Heck, if there were a British Die Linke, Front de gauche, Left Bloc, SYRIZA, or whatever established and gaining momentum in the UK, I'd personally shunt aside all discussions about British "worker movement" history and say that the new "Continental" formation and its leadership are the best things to happen for British workers since sliced bread!

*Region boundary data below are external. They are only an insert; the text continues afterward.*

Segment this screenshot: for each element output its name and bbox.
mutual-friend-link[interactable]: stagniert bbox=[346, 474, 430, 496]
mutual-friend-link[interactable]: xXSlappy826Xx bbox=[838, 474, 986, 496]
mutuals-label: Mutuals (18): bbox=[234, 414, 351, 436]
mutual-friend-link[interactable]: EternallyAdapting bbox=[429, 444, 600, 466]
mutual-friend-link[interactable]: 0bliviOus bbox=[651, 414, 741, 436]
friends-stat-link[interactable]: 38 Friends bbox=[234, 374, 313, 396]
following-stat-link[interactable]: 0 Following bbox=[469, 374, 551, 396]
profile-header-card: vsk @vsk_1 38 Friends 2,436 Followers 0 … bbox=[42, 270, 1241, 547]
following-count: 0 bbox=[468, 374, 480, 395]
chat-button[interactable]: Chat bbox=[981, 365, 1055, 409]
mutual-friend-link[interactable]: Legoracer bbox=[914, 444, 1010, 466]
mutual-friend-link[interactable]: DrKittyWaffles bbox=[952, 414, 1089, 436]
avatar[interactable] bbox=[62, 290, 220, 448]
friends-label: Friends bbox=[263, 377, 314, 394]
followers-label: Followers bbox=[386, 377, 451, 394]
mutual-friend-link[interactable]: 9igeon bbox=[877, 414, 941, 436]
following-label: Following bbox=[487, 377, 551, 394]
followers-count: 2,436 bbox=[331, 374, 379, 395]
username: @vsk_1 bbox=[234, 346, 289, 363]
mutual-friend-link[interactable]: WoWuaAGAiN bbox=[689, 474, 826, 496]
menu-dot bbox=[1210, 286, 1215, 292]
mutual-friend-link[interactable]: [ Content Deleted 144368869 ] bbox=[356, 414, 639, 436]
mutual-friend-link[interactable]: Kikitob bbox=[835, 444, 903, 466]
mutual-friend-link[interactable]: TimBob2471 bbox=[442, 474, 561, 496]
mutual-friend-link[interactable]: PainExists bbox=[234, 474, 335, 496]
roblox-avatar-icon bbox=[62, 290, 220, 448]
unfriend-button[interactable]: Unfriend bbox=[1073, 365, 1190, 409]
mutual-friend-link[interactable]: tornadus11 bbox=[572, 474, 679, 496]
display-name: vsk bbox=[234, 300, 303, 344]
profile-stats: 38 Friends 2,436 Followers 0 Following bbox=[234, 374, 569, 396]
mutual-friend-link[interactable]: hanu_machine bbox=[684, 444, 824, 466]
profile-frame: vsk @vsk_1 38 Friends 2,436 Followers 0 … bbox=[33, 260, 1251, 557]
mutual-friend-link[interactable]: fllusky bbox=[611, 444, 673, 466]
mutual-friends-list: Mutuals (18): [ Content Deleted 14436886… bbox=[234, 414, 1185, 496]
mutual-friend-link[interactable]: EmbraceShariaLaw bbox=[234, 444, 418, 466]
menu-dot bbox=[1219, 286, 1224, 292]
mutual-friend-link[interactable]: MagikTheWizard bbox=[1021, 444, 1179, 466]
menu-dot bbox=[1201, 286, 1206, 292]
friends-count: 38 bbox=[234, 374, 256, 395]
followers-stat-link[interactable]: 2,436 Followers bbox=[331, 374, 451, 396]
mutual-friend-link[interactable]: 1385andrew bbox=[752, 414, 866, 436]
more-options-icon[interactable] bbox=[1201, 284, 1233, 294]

[And yes, I'd stand up for them and encourage others to do so, too.]

Vladimir Innit Lenin
31st May 2012, 17:45
What do you mean when you say the left must organise along these institutional lines? Can you give me concrete examples of what sort of 'recreational clubs' would be involved in your 'alternative culture?'

Working men's clubs, football clubs are not apolitical. They are the working class, and they are the future. You fail to understand this, preferring to restrict your idea of revolution to 'the party', the bureaucracy and those who are not, as you so condescendingly say, 'apolitical'. Politics can happen outside institutions, and often does.

Q
1st June 2012, 16:01
If interested there is a short article that responds to some of the issues Mike raised: http://thecommune.co.uk/2012/05/29/which-way-forward-for-the-revolutionary-left/

This probably deserves its own thread comrade.

Crux
1st June 2012, 16:13
I never said that at all. Those apolitical organizations can go along as they wish. I'm saying that the left must organize along those institutional lines and politicize the class through the new institutions to be a success.



The British "worker movement" doesn't have much in the way of real success stories to discuss. Even the American left is more successful, because those who founded the Socialist Labor Party and the Socialist Party were inspired by German organizing. The history of Labourism is that of a class bastard, even by the standards of Continental bourgeois worker parties, and should be shamed at every opportunity. By your logic, for the British workers only Chartism and perhaps the Suffragists should be discussed (let's not go anywhere near the SPGB or the Social-Democratic Federation, either).

Heck, if there were a British Die Linke, Front de gauche, Left Bloc, SYRIZA, or whatever established and gaining momentum in the UK, I'd personally shunt aside all discussions about British "worker movement" history and say that the new "Continental" formation and its leadership are the best things to happen for British workers since sliced bread!

[And yes, I'd stand up for them and encourage others to do so, too.]
I am sure the working class, sorry "worker class", would rejoice in celebration to know that the forces of social-proletocracy is "standing up" for them. Would it be compulsory or optional to stand up?